Granted, given Ray’s track record of recording lyrical duds, I also didn’t expect to hear a story song about a crooked, moonshine-dealing preacher who basically uses his church as a front and eventually has the deacons in on the deal as well. Honestly, I really respect the choice to go there with a sacred theme for this genre and frame it as a pretty straightforward story song to release to radio. I would have maybe preferred a tighter ending with actual consequences involved, but this is surprisingly good even without it.
No. 39 – Joe Nichols, “Good Day For Living” (written by Bobby Hamrick, Dave Cohen, and Neil Mason)
You know, despite me being lukewarm on that last Joe Nichols album, this really makes me happy to see – his first top 40 hit in seven years. And I’m glad it’s with this single, because while it is pretty pleasant radio filler on paper and the production is just a tad more polished than I’d otherwise prefer (even if a generally breezy tone does shine through), it’s really likable all the way through. It helps that Nichols has always had a natural rollick to his delivery and is a terrific performer to boot, with a ton of charisma to his credit that helps to sell this song’s cheery sentiment. It also helps that he comes across as the more mature, good-natured family man here who can sell some of the song’s cornier details of enjoying life with an easy charm. A world-beater? No. But I do hope it turns into a comeback hit for him.
And now, this week’s throwback review:
(No official audio, not that we need it)
Garth Brooks, “Friends in Low Places” (written by Dewayne Blackwell and Earl Bud Lee)

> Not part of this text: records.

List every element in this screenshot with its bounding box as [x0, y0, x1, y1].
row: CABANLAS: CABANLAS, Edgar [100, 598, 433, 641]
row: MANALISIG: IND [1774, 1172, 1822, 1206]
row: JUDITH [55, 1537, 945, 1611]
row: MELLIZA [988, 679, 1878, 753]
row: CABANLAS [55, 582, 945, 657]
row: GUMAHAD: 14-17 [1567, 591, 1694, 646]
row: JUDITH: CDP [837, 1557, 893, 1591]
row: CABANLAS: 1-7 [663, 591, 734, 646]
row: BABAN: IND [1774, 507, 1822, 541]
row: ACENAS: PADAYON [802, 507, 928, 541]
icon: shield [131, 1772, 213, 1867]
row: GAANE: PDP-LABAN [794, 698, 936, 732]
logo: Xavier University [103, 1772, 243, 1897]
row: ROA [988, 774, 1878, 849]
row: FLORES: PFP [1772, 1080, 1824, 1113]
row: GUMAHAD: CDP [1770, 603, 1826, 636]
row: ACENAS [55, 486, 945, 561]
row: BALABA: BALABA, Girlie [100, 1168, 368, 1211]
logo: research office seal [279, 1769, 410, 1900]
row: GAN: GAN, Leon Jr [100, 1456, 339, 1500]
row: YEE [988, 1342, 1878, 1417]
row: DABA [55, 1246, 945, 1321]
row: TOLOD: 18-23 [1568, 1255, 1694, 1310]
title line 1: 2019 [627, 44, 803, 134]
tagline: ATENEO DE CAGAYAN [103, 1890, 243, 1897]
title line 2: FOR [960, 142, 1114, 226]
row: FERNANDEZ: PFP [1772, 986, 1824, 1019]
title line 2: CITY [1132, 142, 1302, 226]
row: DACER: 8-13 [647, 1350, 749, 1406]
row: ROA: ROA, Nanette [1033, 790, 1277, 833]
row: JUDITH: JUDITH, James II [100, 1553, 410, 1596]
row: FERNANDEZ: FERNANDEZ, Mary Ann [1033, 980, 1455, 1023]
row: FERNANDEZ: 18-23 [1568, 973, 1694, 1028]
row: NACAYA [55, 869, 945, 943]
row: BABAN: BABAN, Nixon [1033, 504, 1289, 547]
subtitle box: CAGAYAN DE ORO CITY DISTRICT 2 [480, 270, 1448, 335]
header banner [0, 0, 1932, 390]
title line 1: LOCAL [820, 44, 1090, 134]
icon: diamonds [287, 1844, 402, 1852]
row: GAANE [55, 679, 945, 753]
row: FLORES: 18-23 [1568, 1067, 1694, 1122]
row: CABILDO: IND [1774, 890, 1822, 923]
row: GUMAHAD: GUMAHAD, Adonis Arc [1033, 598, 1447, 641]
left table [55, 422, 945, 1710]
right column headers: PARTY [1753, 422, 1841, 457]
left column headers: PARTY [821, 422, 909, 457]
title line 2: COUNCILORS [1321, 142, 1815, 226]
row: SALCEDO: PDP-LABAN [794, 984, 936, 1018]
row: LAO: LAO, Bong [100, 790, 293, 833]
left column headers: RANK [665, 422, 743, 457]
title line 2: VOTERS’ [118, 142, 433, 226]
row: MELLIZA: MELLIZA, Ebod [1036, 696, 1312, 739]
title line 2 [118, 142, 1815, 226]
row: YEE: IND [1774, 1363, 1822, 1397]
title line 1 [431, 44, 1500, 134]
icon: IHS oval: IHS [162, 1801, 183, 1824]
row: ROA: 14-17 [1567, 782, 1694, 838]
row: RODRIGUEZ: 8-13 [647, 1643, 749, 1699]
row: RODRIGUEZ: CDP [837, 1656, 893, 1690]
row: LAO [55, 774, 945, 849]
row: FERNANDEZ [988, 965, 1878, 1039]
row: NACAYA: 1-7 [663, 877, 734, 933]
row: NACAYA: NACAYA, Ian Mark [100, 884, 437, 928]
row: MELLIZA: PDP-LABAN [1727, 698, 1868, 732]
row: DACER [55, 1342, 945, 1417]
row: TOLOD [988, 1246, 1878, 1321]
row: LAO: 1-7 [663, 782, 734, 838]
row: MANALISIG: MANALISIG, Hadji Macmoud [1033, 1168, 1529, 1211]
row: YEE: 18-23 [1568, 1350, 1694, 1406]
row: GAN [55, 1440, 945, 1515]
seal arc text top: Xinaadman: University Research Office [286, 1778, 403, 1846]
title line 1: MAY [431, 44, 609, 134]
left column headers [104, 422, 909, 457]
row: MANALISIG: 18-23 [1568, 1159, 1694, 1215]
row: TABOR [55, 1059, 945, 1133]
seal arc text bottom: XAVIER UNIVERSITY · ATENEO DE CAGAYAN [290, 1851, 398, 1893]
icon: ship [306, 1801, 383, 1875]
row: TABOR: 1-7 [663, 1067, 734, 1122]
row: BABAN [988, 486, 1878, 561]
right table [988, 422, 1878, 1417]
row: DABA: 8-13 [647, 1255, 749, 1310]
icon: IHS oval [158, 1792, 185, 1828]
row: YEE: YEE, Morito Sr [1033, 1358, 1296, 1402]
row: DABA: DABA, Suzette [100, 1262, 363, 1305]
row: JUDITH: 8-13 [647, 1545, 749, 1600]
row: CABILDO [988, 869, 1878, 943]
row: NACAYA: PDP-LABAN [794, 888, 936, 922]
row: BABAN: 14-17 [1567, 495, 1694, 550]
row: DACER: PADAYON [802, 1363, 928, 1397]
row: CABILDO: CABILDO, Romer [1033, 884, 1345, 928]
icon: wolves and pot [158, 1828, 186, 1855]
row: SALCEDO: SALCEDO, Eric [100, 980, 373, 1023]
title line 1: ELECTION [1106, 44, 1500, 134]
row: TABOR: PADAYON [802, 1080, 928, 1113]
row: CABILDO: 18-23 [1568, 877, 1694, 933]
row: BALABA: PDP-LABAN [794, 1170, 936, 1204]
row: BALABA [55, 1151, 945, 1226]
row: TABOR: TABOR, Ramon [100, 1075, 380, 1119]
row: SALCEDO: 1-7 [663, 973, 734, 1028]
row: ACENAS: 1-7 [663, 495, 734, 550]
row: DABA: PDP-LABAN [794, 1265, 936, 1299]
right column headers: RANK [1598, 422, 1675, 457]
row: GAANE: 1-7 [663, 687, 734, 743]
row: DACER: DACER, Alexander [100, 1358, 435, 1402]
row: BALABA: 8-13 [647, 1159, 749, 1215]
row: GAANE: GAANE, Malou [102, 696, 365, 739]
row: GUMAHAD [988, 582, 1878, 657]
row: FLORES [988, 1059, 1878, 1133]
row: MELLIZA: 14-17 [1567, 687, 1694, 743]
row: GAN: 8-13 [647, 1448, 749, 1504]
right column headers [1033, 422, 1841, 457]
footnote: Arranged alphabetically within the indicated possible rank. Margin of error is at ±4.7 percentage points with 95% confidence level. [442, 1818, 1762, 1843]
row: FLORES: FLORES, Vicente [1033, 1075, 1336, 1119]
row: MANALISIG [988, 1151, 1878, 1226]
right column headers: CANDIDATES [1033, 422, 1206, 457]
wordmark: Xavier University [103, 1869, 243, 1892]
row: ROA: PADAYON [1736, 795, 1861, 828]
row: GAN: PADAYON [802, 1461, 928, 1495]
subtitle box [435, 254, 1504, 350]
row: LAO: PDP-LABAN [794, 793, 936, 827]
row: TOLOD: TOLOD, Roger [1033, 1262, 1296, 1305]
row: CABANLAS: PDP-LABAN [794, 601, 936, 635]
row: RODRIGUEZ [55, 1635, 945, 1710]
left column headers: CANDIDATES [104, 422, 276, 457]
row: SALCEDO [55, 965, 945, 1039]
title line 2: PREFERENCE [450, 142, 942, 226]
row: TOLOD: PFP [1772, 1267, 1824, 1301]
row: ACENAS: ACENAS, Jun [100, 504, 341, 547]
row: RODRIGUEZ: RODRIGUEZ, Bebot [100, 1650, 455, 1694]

… I mean, come on, it’s “Friends in Low Places.” Mark Chesnutt may have also recorded it, but it’s Garth Brooks’ wide-eyed, shit-eating grin and charisma that turned it into an anthem, the hit that defined its decade, and the song that anyone will inevitably sing along to whenever it comes on – country fan or not, even more than 30 years after its release. I think that’s the key to it, because while it is, on paper, a familiar tale of the out-of-place country dweller in a more urban setting – a theme that can be particularly grating at its worst, which is typically when it’s framed as a defensive “us versus them” narrative – it’s Brooks that turns this into an anthem for everyone. He’s down but not out, and he’s going to have a blast ruining an ex-partner’s black tie affair in a very tongue-in-cheek manner, where he’s in on the joke and isn’t really causing any harm … hell, with a huge hook like that, I’m sure the party guests are the ones coming together to sing this with him by the end. So yeah, it’s definitely an iconic hit where the appeal is obvious, but it’s also worth noting the deeper appeal. Boom.